Administrador do grupo #IMASOLDIER: "Eu nunca partilhei um post com mulheres"

Ana Carvalho 20/05/2017 19:06

O Semanário SOL teve acesso ao grupo #IMASOLDIER durante esta semana. Trata-se do grupo secreto do Facebook, com mais de 45 mil membros que ficou conhecido por partilhar conteúdos de teor sexista, com vídeos e fotografias sexuais explícitas. 

 

No grupo existiam comentários a insultar uma jornalista e exposição de mulheres que passavam na rua, ou que estavam nos seus postos de trabalho. Quisemos ouvir quem está por trás do movimento e o que pensam sobre as mulheres. Haverá qualquer tipo de explicação para que num grupo secreto se partilhem esse tipo de conteúdos? Quem se responsabiliza? 

Fique a conhecer a entrevista telefónica exclusiva ao SOL com um dos administradores do grupo, um jovem de 28 anos, da zona do Porto. 

Como surgiu a criação deste grupo? Quais são os vossos lemas?

Isto tudo começou por uma brincadeira que era o “Interdito a Mulheres”, não sei se já ouviste falar, mas é exatamente igual ao vosso que se chama “Interdito a Homens”. Era uma cópia chapada daquilo, se calhar não daquilo que se passa dentro do grupo das mulheres, porque os homens funcionam de forma diferente no que toca a falar sobre as mulheres, e as mulheres falam dos homens de uma forma mais suave, nós levamos as coisas mais para, pronto, outros lados. Este grupo foi fechado, eu nem sequer fazia parte da administração do grupo, fazia parte como um membro normal e depois, entretanto, surgiu o #IMASOLDIER.

Porquê esse nome?

Olha, esse nome surgiu comigo, aqui em casa, numa brincadeira com o meu primo. Depois em conversa com o administrador e em comentários, num vídeo, em que havia um rapaz que se estava a ver aflito numa troca de mensagens com uma rapariga. Ele postou no antigo grupo a dizer que precisava de ajuda. E, por brincadeira, que é a coisa mais irónica, estava a dar o “Resgate do Soldado Ryan” e nós dissemos: “Vamos fazer o resgate do soldado” e aquilo colou nos comentários de uma forma incrível. Esse grupo fechou, não sei porquê, ainda não entendo porquê.
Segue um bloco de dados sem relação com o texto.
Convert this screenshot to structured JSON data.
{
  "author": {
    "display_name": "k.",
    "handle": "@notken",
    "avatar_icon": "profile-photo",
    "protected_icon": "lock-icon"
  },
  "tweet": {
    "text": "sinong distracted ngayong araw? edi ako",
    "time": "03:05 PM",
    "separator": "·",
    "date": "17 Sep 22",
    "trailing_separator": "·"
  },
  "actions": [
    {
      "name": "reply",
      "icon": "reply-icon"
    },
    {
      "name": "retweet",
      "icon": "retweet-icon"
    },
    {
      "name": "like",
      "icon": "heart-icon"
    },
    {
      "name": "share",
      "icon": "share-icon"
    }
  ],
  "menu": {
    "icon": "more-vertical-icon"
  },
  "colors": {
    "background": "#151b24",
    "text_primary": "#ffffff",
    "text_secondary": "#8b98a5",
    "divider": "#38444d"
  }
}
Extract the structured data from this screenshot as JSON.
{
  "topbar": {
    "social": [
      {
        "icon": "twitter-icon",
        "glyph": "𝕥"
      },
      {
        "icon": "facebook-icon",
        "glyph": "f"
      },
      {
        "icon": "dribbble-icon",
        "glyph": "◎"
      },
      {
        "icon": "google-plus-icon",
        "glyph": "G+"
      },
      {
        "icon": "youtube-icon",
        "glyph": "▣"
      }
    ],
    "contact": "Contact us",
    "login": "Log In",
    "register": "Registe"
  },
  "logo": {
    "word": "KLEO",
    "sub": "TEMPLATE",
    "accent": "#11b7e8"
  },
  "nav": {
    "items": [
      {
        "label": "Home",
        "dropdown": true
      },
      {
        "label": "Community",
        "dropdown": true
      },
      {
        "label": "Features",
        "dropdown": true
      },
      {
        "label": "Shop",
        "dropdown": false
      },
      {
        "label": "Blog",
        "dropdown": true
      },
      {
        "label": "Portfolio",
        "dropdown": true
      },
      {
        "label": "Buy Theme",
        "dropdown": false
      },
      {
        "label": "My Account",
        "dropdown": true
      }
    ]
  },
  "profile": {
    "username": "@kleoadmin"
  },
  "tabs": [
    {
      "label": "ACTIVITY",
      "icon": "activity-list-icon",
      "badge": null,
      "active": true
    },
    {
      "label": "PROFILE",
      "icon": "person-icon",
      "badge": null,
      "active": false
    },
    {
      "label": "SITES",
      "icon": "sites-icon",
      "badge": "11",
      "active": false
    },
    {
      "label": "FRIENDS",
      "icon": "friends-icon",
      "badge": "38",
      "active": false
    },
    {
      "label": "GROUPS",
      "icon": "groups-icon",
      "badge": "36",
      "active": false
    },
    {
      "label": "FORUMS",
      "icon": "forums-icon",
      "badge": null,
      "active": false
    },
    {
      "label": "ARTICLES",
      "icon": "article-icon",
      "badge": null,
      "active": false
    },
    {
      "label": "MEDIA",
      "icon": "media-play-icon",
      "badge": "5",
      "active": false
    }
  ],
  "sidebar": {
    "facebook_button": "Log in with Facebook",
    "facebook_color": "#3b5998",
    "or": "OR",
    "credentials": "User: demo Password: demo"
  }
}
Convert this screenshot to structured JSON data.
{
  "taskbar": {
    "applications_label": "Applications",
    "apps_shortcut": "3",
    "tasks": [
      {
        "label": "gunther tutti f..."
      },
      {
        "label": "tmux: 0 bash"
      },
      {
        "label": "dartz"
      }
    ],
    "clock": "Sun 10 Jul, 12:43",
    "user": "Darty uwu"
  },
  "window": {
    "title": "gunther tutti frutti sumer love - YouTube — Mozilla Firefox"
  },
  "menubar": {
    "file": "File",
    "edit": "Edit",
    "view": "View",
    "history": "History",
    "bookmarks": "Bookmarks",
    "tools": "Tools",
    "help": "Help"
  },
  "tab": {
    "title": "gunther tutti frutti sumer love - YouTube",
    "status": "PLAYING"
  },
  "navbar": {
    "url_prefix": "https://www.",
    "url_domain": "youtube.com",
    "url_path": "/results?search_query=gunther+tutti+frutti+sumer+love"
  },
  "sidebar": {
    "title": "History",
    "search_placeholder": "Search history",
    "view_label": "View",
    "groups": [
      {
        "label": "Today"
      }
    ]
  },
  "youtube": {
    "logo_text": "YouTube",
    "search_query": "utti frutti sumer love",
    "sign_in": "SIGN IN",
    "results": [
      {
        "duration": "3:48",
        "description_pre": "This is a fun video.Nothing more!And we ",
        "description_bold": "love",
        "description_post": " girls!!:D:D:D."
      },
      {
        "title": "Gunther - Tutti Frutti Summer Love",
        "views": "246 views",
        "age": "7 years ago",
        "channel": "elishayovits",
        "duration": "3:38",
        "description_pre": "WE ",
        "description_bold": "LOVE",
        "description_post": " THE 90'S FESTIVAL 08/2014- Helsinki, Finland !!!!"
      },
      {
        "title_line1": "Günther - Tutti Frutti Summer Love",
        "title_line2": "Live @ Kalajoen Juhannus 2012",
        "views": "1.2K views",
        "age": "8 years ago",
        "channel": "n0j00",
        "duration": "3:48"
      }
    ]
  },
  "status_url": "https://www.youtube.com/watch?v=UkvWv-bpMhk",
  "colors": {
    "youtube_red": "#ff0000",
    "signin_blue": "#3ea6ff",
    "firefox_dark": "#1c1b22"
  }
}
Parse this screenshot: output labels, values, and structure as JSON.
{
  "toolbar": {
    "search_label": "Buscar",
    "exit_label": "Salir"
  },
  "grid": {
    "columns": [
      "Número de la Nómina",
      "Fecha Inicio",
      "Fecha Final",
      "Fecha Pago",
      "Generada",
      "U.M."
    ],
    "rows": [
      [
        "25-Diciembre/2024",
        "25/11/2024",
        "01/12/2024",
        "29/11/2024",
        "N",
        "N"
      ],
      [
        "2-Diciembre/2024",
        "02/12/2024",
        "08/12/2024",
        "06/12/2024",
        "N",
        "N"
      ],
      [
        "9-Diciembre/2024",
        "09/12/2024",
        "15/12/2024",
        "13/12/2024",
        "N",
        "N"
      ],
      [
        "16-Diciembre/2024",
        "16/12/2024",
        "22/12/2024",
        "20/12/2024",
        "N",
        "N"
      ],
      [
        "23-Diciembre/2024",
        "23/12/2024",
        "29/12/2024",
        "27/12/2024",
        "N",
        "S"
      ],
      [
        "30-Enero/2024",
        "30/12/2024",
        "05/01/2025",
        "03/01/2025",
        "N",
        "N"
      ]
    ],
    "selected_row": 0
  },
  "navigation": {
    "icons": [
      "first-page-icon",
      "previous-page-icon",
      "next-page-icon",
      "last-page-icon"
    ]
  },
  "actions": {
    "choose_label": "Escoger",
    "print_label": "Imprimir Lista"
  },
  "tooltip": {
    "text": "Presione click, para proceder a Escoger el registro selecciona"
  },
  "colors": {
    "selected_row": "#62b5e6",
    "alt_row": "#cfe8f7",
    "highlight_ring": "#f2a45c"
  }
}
Mas acho que aquele grupo nas definições era fechado, dava para ver o que se escrevia lá. 

Quantos membros tinha, tens noção?

Trinta e cinco mil, ou quarenta mil. Claro que não tem nada a ver com o grupo que as mulheres têm. Eu tenho informação que o das mulheres tem para aí 120 mil mulheres, podes ver no Facebook. Este grupo foi fechado, não sei quando nem sei como, foi bloqueado das redes sociais. Entretanto, a administração desse, criou o tal grupo #IMASOLDIER. A partir daí ficou o nome e a administração do grupo, da qual eu não fazia parte antes, convidou-me para moderador.

Isso foi mais ou menos quando?

Esse grupo deve ter sido fechado em Dezembro. 

As vossas primeiras publicações são em janeiro, certo? Como é que se tem 45 mil pessoas num grupo que surgiu em janeiro? Como é que angariam os membros?

É assim, a partir do momento em que entras no grupo secreto como membro, podes fazer pedidos para que outras pessoas entrem. Adicionas membros ao grupo. Depois, vai à administração (como há vários grupos cada um tem as suas regras, ok?) da parte da administração e moderação, e faz-se uma seleção dos perfis para ver se são verdadeiros. 

Vocês fizeram a seleção de 45 mil pessoas?

É assim nós não fizemos a seleção a 45 mil pessoas, mas temos regras que são o mínimo para se conseguir dar a entrada.

Quais são essas regras?
  
O perfil tem de ter mais de um ano e meio, tem de ter fotos de perfil válidas, vamos ver comentários, vamos ver likes, para ver a veracidade dos perfis, para ver se realmente eles são perfis verdadeiros ou não, à medida que o grupo começou a evoluir, começou a crescer de uma forma, como vês, estão 45 mil pessoas lá dentro.

Mas quais são as regras deste grupo em termos de publicações? O que é que pode ser publicado e o que é que não pode ser publicado?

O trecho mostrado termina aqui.